Amazon SQS

Amazon Simple Queue Service (SQS) is a highly scalable distributed message queuing service provided by Amazon.com. AWS SQS offers two types of message queues:

  • Standard

    • Nearly unlimited throughput
    • Best-effort ordering
    • At-least-once delivery
  • FIFO

    • Limited number of transactions per second (TPS). See Amazon SQS FIFO developer guide for more information on limits.
    • Order in which messages are sent/received is strictly preserved
    • Exactly-once delivery

Broadway can work seamlessly with both, Standard and FIFO queues.

Getting Started

In order to use Broadway with SQS, we need to:

  1. Create a SQS queue (or use an existing one)
  2. Configure our Elixir project to use Broadway
  3. Define your pipeline configuration
  4. Implement Broadway callbacks, so we can process incoming messages
  5. Tuning the configuration (Optional)

Create a SQS queue

Amazon provides a comprehensive Step-by-step Guide on creating SQS queues. In case you don't have an AWS account and want to test Broadway locally, use can easily install ElasticMQ, which is a message queue system that offers a SQS-compatible query interface.

Configure the project

In this guide we're going to use BroadwaySQS, which is a Broadway SQS Connector provided by Plataformatec.

Setting up dependencies

Add :broadway_sqs to the list of dependencies in mix.exs along the HTTP client of your choice (defaults to :hackney):

def deps do
  [
    ...
    {:broadway_sqs, "~> 0.1.0"},
    {:hackney, "~> 1.9"},
  ]
end

Define the pipeline configuration

Like any other process-based behaviour, implementing the Broadway bahaviour is straightforward. The second argument of Broadway.start_link/2 is the pipeline configuration. Assuming we want to consume messages from a queue called my_queue. The minimal configuration would be:

defmodule MyBroadway do
  use Broadway

  def start_link(_opts) do
    Broadway.start_link(__MODULE__,
      name: __MODULE__,
      producers: [
        default: [
          module: {BroadwaySQS.Producer, queue_name: "my_queue"}
        ]
      ],
      processors: [default: []],
      batchers: [
        default: [
          batch_size: 10,
          batch_timeout: 2000
        ]
      ]
    )
  end

  ...callbacks...
end

The above configuration also assumes that you have the AWS credentials set up in your environment, for instance, by having the AWS_ACCESS_KEY_ID and AWS_SECRET_ACCESS_KEY environment variables set. If that's not the case, you will need to pass that information to the client so it can properly connect to the AWS servers. Here is how you can do it:

...
producers: [
  default: [
    module: {BroadwaySQS.Producer,
      queue_name: "my_queue",
      config: [
        access_key_id: "YOUR_AWS_ACCESS_KEY_ID",
        secret_access_key: "YOUR_AWS_SECRET_ACCESS_KEY"
      ]
    }
  ]
]
...

For a full list of options for BroadwaySQS.Producer, please see BroadwaySQS documentation.

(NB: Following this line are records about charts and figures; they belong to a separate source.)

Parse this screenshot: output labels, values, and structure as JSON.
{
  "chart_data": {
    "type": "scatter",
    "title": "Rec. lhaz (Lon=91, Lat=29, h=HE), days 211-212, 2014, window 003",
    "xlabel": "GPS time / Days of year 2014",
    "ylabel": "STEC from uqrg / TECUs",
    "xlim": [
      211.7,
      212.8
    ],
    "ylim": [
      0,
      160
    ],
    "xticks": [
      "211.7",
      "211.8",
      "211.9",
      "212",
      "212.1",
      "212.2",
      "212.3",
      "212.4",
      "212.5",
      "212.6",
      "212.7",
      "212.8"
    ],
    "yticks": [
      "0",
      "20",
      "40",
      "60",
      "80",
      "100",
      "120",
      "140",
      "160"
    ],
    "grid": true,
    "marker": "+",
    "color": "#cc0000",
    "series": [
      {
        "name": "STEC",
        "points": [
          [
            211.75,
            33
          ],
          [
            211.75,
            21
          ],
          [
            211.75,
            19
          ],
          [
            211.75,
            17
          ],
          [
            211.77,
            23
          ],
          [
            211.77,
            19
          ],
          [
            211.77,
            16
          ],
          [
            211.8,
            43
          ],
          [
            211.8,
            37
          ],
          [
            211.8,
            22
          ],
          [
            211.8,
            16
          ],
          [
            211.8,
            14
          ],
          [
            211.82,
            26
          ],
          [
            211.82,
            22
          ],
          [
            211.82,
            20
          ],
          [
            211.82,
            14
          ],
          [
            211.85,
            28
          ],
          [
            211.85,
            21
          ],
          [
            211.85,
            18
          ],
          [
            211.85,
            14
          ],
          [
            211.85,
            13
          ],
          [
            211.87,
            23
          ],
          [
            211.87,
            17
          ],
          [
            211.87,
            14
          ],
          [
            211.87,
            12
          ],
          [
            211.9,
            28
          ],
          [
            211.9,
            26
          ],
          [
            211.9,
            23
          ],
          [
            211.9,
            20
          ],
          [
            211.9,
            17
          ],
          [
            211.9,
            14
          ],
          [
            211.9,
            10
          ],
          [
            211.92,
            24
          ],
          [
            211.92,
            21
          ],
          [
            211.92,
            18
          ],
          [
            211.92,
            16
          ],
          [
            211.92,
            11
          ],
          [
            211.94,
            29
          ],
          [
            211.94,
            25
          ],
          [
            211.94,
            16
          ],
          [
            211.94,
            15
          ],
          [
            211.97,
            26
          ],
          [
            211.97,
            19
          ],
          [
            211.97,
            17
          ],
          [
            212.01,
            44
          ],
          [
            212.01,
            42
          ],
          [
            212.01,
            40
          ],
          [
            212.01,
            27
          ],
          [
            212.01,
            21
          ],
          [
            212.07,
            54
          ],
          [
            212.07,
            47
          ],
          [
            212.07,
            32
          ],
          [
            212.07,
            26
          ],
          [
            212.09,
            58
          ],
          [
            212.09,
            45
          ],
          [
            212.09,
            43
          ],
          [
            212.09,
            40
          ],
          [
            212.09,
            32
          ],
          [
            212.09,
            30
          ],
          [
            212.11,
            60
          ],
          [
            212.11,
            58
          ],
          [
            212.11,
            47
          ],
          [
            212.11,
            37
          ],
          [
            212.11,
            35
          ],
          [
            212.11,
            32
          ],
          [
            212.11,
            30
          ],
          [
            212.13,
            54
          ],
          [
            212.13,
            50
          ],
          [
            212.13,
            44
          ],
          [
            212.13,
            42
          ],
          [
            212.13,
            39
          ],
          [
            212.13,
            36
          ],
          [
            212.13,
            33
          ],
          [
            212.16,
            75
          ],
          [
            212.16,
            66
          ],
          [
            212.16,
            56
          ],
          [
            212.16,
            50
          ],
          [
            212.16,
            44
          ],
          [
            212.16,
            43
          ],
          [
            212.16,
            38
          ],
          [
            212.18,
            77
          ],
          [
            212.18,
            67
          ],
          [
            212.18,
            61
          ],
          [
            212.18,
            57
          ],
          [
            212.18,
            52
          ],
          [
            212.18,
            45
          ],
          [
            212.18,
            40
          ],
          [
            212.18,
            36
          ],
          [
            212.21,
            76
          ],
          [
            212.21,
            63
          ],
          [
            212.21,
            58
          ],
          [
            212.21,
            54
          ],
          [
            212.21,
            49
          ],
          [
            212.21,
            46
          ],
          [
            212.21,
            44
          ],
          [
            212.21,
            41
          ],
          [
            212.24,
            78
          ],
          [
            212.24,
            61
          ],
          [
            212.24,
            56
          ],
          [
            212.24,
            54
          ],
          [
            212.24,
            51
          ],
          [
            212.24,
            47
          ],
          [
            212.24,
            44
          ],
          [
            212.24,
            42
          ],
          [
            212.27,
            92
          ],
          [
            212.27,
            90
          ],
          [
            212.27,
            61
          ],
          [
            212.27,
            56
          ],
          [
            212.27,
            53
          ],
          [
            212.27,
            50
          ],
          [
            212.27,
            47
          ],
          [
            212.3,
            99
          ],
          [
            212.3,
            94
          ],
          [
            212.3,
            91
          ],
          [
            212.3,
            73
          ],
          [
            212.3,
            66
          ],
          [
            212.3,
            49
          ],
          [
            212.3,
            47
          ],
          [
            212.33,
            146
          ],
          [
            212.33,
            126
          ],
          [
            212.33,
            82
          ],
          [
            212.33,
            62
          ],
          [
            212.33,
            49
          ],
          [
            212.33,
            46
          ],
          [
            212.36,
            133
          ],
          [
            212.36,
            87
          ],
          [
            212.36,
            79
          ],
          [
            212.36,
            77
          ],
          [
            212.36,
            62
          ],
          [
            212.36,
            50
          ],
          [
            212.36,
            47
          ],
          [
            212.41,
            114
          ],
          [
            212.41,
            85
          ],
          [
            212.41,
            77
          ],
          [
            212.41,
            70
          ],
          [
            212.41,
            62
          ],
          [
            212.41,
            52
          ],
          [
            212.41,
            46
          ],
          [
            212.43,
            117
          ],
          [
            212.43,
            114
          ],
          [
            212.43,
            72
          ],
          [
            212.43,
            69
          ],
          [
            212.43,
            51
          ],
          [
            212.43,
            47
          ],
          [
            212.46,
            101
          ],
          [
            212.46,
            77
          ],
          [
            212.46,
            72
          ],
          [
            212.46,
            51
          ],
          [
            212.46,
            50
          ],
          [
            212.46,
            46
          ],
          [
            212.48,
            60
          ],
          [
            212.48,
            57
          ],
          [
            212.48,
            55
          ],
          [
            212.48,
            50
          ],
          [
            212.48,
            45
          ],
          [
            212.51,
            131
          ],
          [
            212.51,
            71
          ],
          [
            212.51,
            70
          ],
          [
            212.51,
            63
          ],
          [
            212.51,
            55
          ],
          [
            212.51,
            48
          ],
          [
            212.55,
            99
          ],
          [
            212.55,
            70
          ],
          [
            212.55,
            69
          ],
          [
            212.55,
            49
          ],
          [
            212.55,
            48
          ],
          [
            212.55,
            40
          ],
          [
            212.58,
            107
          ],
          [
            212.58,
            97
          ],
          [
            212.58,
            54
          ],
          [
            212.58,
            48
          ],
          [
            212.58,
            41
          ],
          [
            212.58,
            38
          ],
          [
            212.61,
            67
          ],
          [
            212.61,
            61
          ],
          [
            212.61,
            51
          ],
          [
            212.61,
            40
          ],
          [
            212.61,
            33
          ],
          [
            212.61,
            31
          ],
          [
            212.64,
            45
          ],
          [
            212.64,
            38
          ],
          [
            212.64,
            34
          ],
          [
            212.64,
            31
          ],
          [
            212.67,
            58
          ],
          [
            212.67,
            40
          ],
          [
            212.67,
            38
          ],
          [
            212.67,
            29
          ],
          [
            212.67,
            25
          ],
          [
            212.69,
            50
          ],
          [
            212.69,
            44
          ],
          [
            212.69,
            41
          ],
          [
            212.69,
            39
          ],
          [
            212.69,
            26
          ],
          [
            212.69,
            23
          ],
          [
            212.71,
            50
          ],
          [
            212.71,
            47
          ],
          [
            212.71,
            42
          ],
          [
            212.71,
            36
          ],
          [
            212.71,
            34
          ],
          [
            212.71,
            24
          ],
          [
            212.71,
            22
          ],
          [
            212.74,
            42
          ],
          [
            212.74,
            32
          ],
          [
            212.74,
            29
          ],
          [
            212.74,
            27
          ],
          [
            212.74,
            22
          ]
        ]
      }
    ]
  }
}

Implement Broadway callbacks

In order to process incoming messages, we need to implement the required callbacks. For the sake of simplicity, we're considering that all messages received from the queue are just numbers:

defmodule MyBroadway do
  use Broadway
  import Message

  ...start_link...

  def handle_message(_, %Message{data: data} = message, _) do
    message
    |> update_data(fn data -> data * data end)
  end

  def handle_batch(_, messages, _, _) do
    list = messages |> Enum.map(fn e -> e.data end)
    IO.inspect(list, label: "Got batch from SQS")
    messages
  end

end

We are not doing anything fancy here, but it should be enough for our purpose. First we update the message's data individually inside handle_message/3 and then we print each batch inside handle_batch/4.

Tuning the configuration

Some of the configuration options available for Broadway come already with a "reasonable" default value. However those values might not suit your requirements. Depending on the number of messages you get, how much processing they need and how much IO work is going to take place, you might need completely different values to optimize the flow of your pipeline. The stages option available for every set of producers, processors and batchers, among with batch_size and batch_timeout can give you a great deal of flexibility. The stages option controls the concurrency level in each layer of the pipeline. Here's an example on how you could tune them according to your needs.

defmodule MyBroadway do
  use Broadway

  def start_link(_opts) do
    Broadway.start_link(__MODULE__,
      name: __MODULE__,
      producers: [
        default: [
          ...
          stages: 60,
        ]
      ],
      processors: [
        default: [
          stages: 100,
        ]
      ],
      batchers: [
        default: [
          batch_size: 10,
          stages: 80,
        ]
      ]
    )
  end

  ...callbacks...
end

In order to get a good set of configurations for your pipeline, it's important to respect the limitations of the servers you're running, as well as the limitations of the services you're providing/consuming data to/from.